From owner-freebsd-bugs  Sun Jun 22 06:40:04 1997
Return-Path: <owner-bugs>
Received: (from root@localhost)
          by hub.freebsd.org (8.8.5/8.8.5) id GAA02023
          for bugs-outgoing; Sun, 22 Jun 1997 06:40:04 -0700 (PDT)
Received: (from gnats@localhost)
          by hub.freebsd.org (8.8.5/8.8.5) id GAA02000;
          Sun, 22 Jun 1997 06:40:02 -0700 (PDT)
Resent-Date: Sun, 22 Jun 1997 06:40:02 -0700 (PDT)
Resent-Message-Id: <199706221340.GAA02000@hub.freebsd.org>
Resent-From: gnats (GNATS Management)
Resent-To: freebsd-bugs
Resent-Reply-To: FreeBSD-gnats@FreeBSD.ORG, sthaug@nethelp.no
Received: from verdi.nethelp.no (verdi.nethelp.no [195.1.171.130])
          by hub.freebsd.org (8.8.5/8.8.5) with SMTP id GAA01872
          for <FreeBSD-gnats-submit@freebsd.org>; Sun, 22 Jun 1997 06:37:03 -0700 (PDT)
Received: (qmail 29392 invoked by uid 1001); 22 Jun 1997 13:36:54 +0000 (GMT)
Message-Id: <19970622133654.29391.qmail@verdi.nethelp.no>
Date: 22 Jun 1997 13:36:54 +0000 (GMT)
From: sthaug@nethelp.no
Reply-To: sthaug@nethelp.no
To: FreeBSD-gnats-submit@FreeBSD.ORG
Cc: sthaug@nethelp.no
X-Send-Pr-Version: 3.2
Subject: kern/3925: SO_SNDLOWAT of 0 causes kernel to use 99% of CPU time on TCP send
Sender: owner-bugs@FreeBSD.ORG
X-Loop: FreeBSD.org
Precedence: bulk


>Number:         3925
>Category:       kern
>Synopsis:       SO_SNDLOWAT of 0 causes kernel to use 99% of CPU time on TCP send
>Confidential:   no
>Severity:       serious
>Priority:       medium
>Responsible:    freebsd-bugs
>State:          open
>Class:          sw-bug
>Submitter-Id:   current-users
>Arrival-Date:   Sun Jun 22 06:40:01 PDT 1997
>Last-Modified:
>Originator:     Steinar Haug
>Organization:
Nethelp Consulting
>Release:        FreeBSD 2.2-961014-SNAP i386
>Environment:

This may be a generic 4.4BSD networking bug.

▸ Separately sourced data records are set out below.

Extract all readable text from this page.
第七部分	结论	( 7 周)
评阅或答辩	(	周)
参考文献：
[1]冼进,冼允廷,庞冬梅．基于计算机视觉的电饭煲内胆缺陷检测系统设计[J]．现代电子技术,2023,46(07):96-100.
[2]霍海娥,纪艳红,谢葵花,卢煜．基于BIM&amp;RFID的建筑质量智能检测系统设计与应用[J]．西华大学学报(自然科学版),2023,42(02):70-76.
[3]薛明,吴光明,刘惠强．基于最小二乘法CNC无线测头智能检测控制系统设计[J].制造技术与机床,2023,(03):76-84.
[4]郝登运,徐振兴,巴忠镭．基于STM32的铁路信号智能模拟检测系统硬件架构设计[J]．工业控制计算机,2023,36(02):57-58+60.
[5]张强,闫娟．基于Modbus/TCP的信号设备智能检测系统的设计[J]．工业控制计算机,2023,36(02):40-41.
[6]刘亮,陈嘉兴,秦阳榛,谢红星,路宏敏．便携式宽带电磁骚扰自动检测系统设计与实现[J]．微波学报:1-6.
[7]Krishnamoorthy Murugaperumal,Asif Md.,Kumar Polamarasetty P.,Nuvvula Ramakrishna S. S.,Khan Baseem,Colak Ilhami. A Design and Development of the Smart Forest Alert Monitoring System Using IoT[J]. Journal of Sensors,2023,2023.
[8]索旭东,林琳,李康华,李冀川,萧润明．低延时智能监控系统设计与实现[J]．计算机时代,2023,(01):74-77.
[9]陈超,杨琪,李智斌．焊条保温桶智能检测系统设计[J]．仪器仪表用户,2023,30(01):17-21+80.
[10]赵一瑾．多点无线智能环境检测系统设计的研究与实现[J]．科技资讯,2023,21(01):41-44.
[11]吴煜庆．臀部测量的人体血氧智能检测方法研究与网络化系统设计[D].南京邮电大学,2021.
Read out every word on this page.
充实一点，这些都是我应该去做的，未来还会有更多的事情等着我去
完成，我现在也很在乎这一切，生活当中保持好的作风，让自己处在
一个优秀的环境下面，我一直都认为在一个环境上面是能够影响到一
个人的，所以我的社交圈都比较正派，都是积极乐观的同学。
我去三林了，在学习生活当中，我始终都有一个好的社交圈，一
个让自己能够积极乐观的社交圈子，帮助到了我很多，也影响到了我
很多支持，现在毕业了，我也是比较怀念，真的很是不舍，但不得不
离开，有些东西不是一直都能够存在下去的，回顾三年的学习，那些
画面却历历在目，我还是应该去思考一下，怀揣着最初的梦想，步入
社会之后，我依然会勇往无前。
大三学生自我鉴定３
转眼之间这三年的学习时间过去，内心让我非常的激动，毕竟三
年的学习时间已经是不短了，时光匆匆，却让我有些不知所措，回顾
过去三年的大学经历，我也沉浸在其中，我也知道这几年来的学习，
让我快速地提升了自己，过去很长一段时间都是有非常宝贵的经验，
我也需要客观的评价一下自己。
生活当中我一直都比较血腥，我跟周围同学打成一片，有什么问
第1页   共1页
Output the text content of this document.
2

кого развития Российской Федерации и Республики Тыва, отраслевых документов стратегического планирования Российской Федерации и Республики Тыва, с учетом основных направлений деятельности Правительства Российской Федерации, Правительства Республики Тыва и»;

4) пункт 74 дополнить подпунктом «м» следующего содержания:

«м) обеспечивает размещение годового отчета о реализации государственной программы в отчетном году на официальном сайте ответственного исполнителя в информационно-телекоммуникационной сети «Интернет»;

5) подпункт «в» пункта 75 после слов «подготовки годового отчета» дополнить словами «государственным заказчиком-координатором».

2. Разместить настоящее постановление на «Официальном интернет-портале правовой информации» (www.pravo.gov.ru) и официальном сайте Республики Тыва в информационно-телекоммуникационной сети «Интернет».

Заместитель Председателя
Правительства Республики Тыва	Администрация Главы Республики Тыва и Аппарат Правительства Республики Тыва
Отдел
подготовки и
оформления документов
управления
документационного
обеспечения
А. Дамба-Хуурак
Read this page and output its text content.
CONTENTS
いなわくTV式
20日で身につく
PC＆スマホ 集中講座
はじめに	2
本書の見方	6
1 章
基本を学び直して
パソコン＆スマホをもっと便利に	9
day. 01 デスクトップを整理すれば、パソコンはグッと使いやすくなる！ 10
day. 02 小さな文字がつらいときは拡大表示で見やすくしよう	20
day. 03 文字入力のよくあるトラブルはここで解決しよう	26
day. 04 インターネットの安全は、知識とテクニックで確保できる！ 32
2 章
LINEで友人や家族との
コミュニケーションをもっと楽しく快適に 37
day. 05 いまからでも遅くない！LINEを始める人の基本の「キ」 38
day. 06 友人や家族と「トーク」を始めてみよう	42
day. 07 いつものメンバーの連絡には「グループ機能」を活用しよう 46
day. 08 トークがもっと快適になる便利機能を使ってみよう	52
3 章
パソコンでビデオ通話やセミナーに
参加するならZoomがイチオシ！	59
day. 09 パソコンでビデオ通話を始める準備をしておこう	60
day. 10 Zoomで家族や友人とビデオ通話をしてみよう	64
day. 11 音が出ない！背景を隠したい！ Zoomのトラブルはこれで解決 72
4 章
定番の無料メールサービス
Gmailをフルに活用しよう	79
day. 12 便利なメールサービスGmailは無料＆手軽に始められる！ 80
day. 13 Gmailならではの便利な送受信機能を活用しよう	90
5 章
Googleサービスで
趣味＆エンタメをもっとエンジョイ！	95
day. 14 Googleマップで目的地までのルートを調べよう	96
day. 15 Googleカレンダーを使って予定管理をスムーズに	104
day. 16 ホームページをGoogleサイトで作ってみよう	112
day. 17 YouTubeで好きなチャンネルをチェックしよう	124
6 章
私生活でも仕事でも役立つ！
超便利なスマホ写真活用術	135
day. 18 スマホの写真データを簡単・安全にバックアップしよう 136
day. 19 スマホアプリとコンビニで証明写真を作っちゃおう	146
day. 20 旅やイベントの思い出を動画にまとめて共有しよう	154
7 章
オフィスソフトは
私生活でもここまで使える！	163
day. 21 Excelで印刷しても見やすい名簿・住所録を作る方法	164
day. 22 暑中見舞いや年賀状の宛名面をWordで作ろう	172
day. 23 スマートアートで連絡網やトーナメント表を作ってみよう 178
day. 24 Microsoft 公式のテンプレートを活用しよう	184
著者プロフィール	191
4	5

It applies to NetBSD-1.2, FreeBSD
(all versions I've checked, eg. 2.2-BETA, 3.0-970124-SNAP). It was discovered
because BIND-8.1.1-T2B named sets SO_SNDLOWAT to 0 if SO_SNDLOWAT is defined.

>Description:

Setting SO_SNDLOWAT to 0 and then sending data with TCP to a site which is more
than a few milliseconds away (eg. connected over a 28.800 link) causes the kernel
to use 99% of the CPU time, as reported by vmstat or top. Using a SO_SNDLOWAT > 0
makes the problem disappear.

It's quite possible that this effect *always* occurs, but it's much more visible
against a slow site.

>How-To-Repeat:

Compile the following program, which sends a number of buffers to the discard
port at a given address. Run the program with

% tstlowat 0 50 ip-address

ie. send 50 buffers to a given address with SO_SNDLOWAT set to 0. Observe with
vmstat how the kernel uses all of the CPU.

#include <stdio.h>
#include <sys/types.h>
#include <sys/socket.h>
#include <netinet/in.h>
#include <arpa/inet.h>

main(int argc, char *argv[])
{
	struct sockaddr_in sin;
	int i, n, s, sndlowat;
	char buf[65536];

	sndlowat = atoi(argv[1]);
	n = atoi(argv[2]);

	if ((s = socket(PF_INET, SOCK_STREAM, 0)) < 0) {
		perror("socket"); exit(1);
	}
	if (setsockopt(s, SOL_SOCKET, SO_SNDLOWAT, (char *)&sndlowat,
		       sizeof sndlowat) < 0) {
		perror("setsockopt"); exit(1);
	}
	sin.sin_port = htons(9);	/* Discard port */
	sin.sin_family = AF_INET;
	if (inet_aton(argv[3], &sin.sin_addr) == 0) {
		fprintf(stderr, "inet_aton"); exit(1);
	}
	if (connect(s, (struct sockaddr *)&sin, sizeof sin) < 0) {
		perror("connect"); exit(1);
	}

	for (i=0; i<n; i++) {
		if (write(s, buf, sizeof buf) < 0) {
			perror("write"); exit(1);
		}
	}
}


>Fix:
	
Sorry, no known fix. Easy workaround is to use a SO_SNDLOWAT which is > 0.

>Audit-Trail:
>Unformatted: